The Walvoords are adamant against “calendarizing.” They will only say that 1) nothing is left to be fulfilled prior to the church’s rapture; 2) the establishment of Israel as a state in 1948 could be the “first stage” of the Armageddon calendar; 3) the oil crisis is the second stage in that same calendar; 4) Christ will undoubtedly come very soon, probably in this generation.

I suppose the only way to justify a review of this book is to talk about interpretation. There is one fundamental principle which guides all interpretation for the Walvoords: all Scripture is to be correlated with the second coming of Jesus Christ. The Bible has one unique function: it predicts the future—very meticulously. This is the hermeneutical umbrella under which every morsel of Scripture stands. Thus even such inoffensive texts as Psalm 2, 24, 72 and 96 are squeezed without mercy until they can be strained through Daniel and Revelation into the great “sequence of events.” Subsidiary to Daniel and Revelation as key texts are Matthew 24-25 and Mark 13. The function of the Bible is to give us knowledge, upon which we will “prepare” for the Lord’s coming. What “prepare” means we are not told. It is enough to know.

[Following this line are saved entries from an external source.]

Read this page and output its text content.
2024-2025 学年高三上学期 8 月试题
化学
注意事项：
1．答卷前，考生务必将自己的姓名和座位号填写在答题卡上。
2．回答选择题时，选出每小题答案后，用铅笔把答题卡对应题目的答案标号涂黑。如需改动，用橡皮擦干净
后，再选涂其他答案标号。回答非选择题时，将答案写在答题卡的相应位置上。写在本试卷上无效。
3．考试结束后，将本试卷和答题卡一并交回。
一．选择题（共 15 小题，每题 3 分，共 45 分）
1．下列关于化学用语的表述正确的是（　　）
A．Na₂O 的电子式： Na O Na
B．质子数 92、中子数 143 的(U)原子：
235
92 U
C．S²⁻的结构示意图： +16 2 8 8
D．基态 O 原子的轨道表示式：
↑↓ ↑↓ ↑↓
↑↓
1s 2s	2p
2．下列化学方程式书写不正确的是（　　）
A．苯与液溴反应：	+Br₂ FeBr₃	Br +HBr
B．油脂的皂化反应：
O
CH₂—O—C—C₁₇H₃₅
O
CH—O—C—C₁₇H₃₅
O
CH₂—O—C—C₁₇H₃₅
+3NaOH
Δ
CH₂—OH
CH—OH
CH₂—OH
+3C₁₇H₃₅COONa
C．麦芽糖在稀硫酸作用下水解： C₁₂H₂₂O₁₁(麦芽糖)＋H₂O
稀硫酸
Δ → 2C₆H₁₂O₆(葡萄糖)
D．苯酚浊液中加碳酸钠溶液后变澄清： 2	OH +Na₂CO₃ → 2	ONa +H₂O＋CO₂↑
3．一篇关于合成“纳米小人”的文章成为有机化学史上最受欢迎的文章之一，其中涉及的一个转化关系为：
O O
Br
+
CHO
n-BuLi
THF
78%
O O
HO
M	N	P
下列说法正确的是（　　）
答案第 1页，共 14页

I do not know how to critique the hermeneutics of this neognosticism except to say that the Bible does not say that. Nowhere within the Bible is the second coming of Christ identified as the key to understanding Scripture, or as the most significant part of the Bible’s message. The Walvoords completely ignore the life of Jesus and the significance of his words, “follow me.” Not one line of this book is concerned with how one should live in the light of Jesus’ coming. We are given only such vagaries as “prepare,” “trust.” Any “key” to understanding him and his words begins out of bounds.

The glasses given to the Walvoords, through which they can read the stones, reveal that Matthew 25:31-46 refers to the judgment of Gentile nations on the basis of how they have treated the Jews. They reveal that Ezekiel was speaking of Russia in chapters 38-39; that Isaiah 2:3 refers to the millennium; that Revelation 13 refers to the antichrist and his Palestinian kingdom.

The assumptions which the Walvoords bring to their reading of Scripture are easily detected: the Scriptures present a blueprint of the future. This blueprint shows that Russia will be judged for her atheism, while the U.S. is rewarded for favoring the Jews. (Despite the influences of the radicals in the sixties, Watergate in the seventies, and “liberalism,” America is morally commendable.) The Arabs will be punished for usurping land which was promised to the Jews. American liberals (political? economic? religious?) will be proven wrong.

In conclusion, Armageddon is not a biblical book; nor is it a book about eschatology. It is a book which tries to forecast the future based on guesses {38} into political events, hoping to show us when and how “eternity begins” (sic!).

The book concludes with a four-step conversion plan entitled, “How to have a Happy and Meaningful Life.”